The court in Meredith held that licensed film, no matter how it was delivered, was included in the property factor in 1998 through 2000 – implicitly rejecting the State DTF’s argument that licensed film was an intangible right – and that the State DTF’s position would be an invalid retroactive application of a new policy. Since neither the MTA surcharge nor the years after 2008 was before it, the court did not reach the issue of whether the 2008 policy change was valid prospectively.
New York City’s new position. Under its new SAP, City Finance, while acknowledging that since 1982 it has also allowed taxpayers to include the value of films and television programs produced by the taxpayers in the GCT property factor, will not allow the inclusion of any licensed film or video program, regardless of how obtained. City Finance states that, while it had adopted the State DTF’s position with regard to owned programming, it has “always” treated licensed film as intangible property. Purporting to rely on the finding in Meredith that film transferred by satellite is no different than film transferred on tangible media, City Finance will not allow, prospectively and for all open years, any licensed film to be included in the property factor, which remains a part of the City apportionment method through 2017.
The SAP includes no explanation of why licensed film is treated as intangible property, while film produced by a taxpayer itself is included as tangible property. The statute defining property to be included in the factor clearly covers both owned and rented property.
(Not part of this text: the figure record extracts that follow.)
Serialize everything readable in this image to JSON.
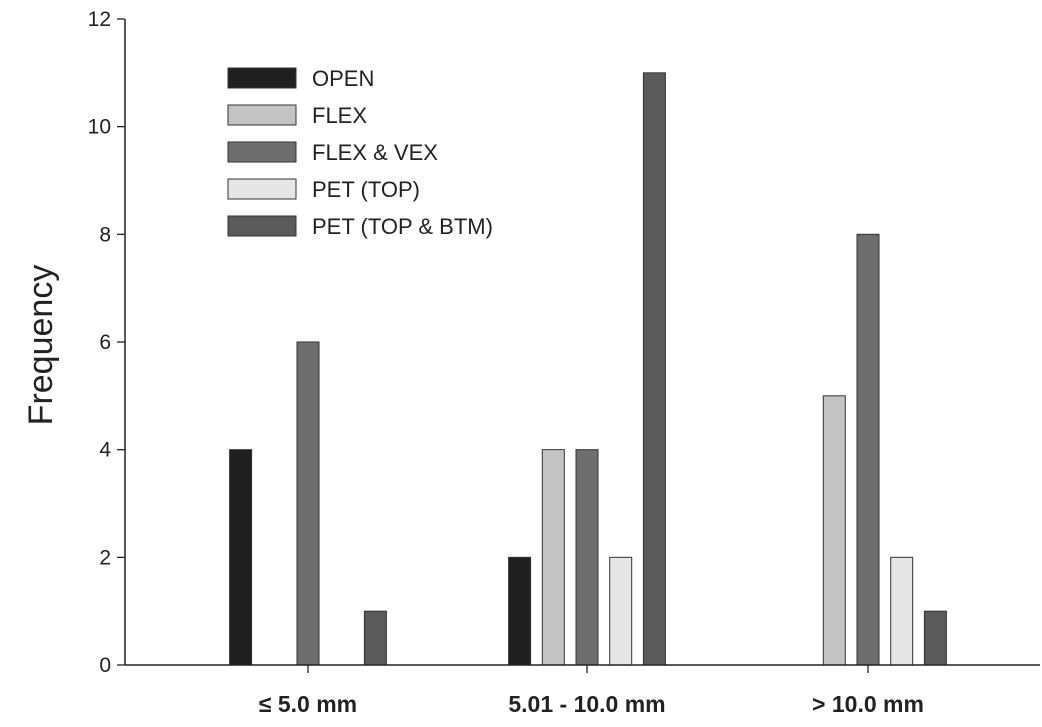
{
  "chart_data": {
    "type": "bar",
    "title": "",
    "xlabel": "",
    "ylabel": "Frequency",
    "categories": [
      "≤ 5.0 mm",
      "5.01 - 10.0 mm",
      "> 10.0 mm"
    ],
    "ylim": [
      0,
      12
    ],
    "yticks": [
      0,
      2,
      4,
      6,
      8,
      10,
      12
    ],
    "grid": false,
    "legend_position": "top-left",
    "series": [
      {
        "name": "OPEN",
        "color": "#1f1f1f",
        "values": [
          4,
          2,
          0
        ]
      },
      {
        "name": "FLEX",
        "color": "#c4c4c4",
        "values": [
          0,
          4,
          5
        ]
      },
      {
        "name": "FLEX & VEX",
        "color": "#6e6e6e",
        "values": [
          6,
          4,
          8
        ]
      },
      {
        "name": "PET (TOP)",
        "color": "#e6e6e6",
        "values": [
          0,
          2,
          2
        ]
      },
      {
        "name": "PET (TOP & BTM)",
        "color": "#5a5a5a",
        "values": [
          1,
          11,
          1
        ]
      }
    ]
  }
}
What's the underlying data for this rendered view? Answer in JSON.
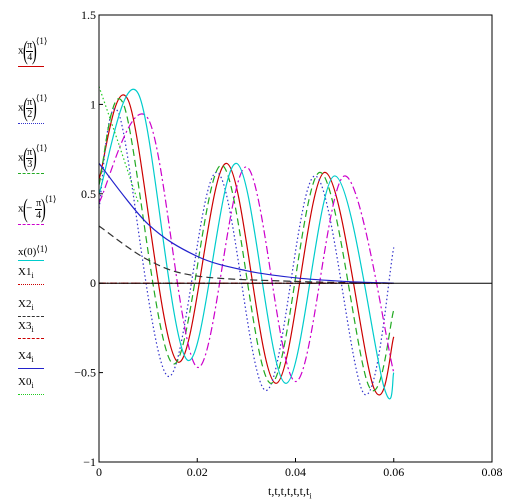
{
  "chart_data": {
    "type": "line",
    "x_axis": {
      "xlim": [
        0,
        0.08
      ],
      "tick_labels": [
        "0",
        "0.02",
        "0.04",
        "0.06",
        "0.08"
      ],
      "label": "t,t,t,t,t,t,t",
      "label_subscript": "i"
    },
    "y_axis": {
      "ylim": [
        -1,
        1.5
      ],
      "tick_labels": [
        "1.5",
        "1",
        "0.5",
        "0",
        "−0.5",
        "−1"
      ]
    },
    "grid": false,
    "legend_position": "left",
    "legend": [
      {
        "prefix": "x",
        "sign": "",
        "num": "π",
        "den": "4",
        "sup": "⟨1⟩"
      },
      {
        "prefix": "x",
        "sign": "",
        "num": "π",
        "den": "2",
        "sup": "⟨1⟩"
      },
      {
        "prefix": "x",
        "sign": "",
        "num": "π",
        "den": "3",
        "sup": "⟨1⟩"
      },
      {
        "prefix": "x",
        "sign": "−",
        "num": "π",
        "den": "4",
        "sup": "⟨1⟩"
      },
      {
        "text": "x(0)",
        "sup": "⟨1⟩"
      },
      {
        "text": "X1",
        "sub": "i"
      },
      {
        "text": "X2",
        "sub": "i"
      },
      {
        "text": "X3",
        "sub": "i"
      },
      {
        "text": "X4",
        "sub": "i"
      },
      {
        "text": "X0",
        "sub": "i"
      }
    ],
    "series": [
      {
        "color": "#cc0000",
        "style": "solid",
        "sample_x": [
          0,
          0.006,
          0.016,
          0.026,
          0.036,
          0.046,
          0.056,
          0.06
        ],
        "sample_y": [
          0.58,
          1.02,
          -0.44,
          0.67,
          -0.56,
          0.62,
          -0.59,
          -0.3
        ]
      },
      {
        "color": "#3333cc",
        "style": "dotted",
        "sample_x": [
          0,
          0.004,
          0.014,
          0.024,
          0.034,
          0.044,
          0.054,
          0.06
        ],
        "sample_y": [
          0.42,
          0.95,
          -0.52,
          0.62,
          -0.6,
          0.6,
          -0.62,
          0.2
        ]
      },
      {
        "color": "#22aa22",
        "style": "dashed",
        "sample_x": [
          0,
          0.005,
          0.015,
          0.025,
          0.035,
          0.045,
          0.055,
          0.06
        ],
        "sample_y": [
          0.55,
          1.0,
          -0.45,
          0.66,
          -0.56,
          0.62,
          -0.58,
          -0.15
        ]
      },
      {
        "color": "#cc00cc",
        "style": "dashdot",
        "sample_x": [
          0,
          0.01,
          0.02,
          0.03,
          0.04,
          0.05,
          0.06
        ],
        "sample_y": [
          0.45,
          0.92,
          -0.47,
          0.65,
          -0.55,
          0.6,
          -0.5
        ]
      },
      {
        "color": "#00cccc",
        "style": "solid",
        "sample_x": [
          0,
          0.008,
          0.018,
          0.028,
          0.038,
          0.048,
          0.058,
          0.06
        ],
        "sample_y": [
          0.5,
          1.06,
          -0.43,
          0.67,
          -0.56,
          0.6,
          -0.58,
          -0.5
        ]
      },
      {
        "color": "#cc0000",
        "style": "dotted",
        "sample_x": [
          0,
          0.02,
          0.04,
          0.06
        ],
        "sample_y": [
          0.0,
          0.0,
          0.0,
          0.0
        ]
      },
      {
        "color": "#333333",
        "style": "dashed",
        "sample_x": [
          0,
          0.01,
          0.02,
          0.04,
          0.06
        ],
        "sample_y": [
          0.32,
          0.13,
          0.04,
          0.01,
          0.0
        ]
      },
      {
        "color": "#cc0000",
        "style": "dashed",
        "sample_x": [
          0,
          0.02,
          0.04,
          0.06
        ],
        "sample_y": [
          0.0,
          0.0,
          0.0,
          0.0
        ]
      },
      {
        "color": "#2222cc",
        "style": "solid",
        "sample_x": [
          0,
          0.01,
          0.02,
          0.03,
          0.04,
          0.05,
          0.06
        ],
        "sample_y": [
          0.67,
          0.33,
          0.15,
          0.07,
          0.03,
          0.01,
          0.0
        ]
      },
      {
        "color": "#22cc22",
        "style": "dotted",
        "sample_x": [
          0,
          0.004,
          0.008
        ],
        "sample_y": [
          1.1,
          0.78,
          0.45
        ]
      }
    ]
  }
}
Perhaps recognizing that the Disney case, on which the State DTF tried to rely in Meredith, contains no such support, the SAP does not cite Disney or any other authority for the proposition that films are intangible when licensed but tangible when owned.
The validity of the State DTF’s change of position in the 2008 TSB – which City Finance is now adopting – has not been tested in the Division of Tax Appeals or any court, and the 2008 TSB contains no citation or other support for its conclusion that all licensed film became intangible in 2008. Whether any City taxpayers will try to challenge City Finance’s new SAP is not yet known, but questions remain as to why owned film should be treated differently from licensed film, since the statute clearly includes both owned and rented property in the property factor.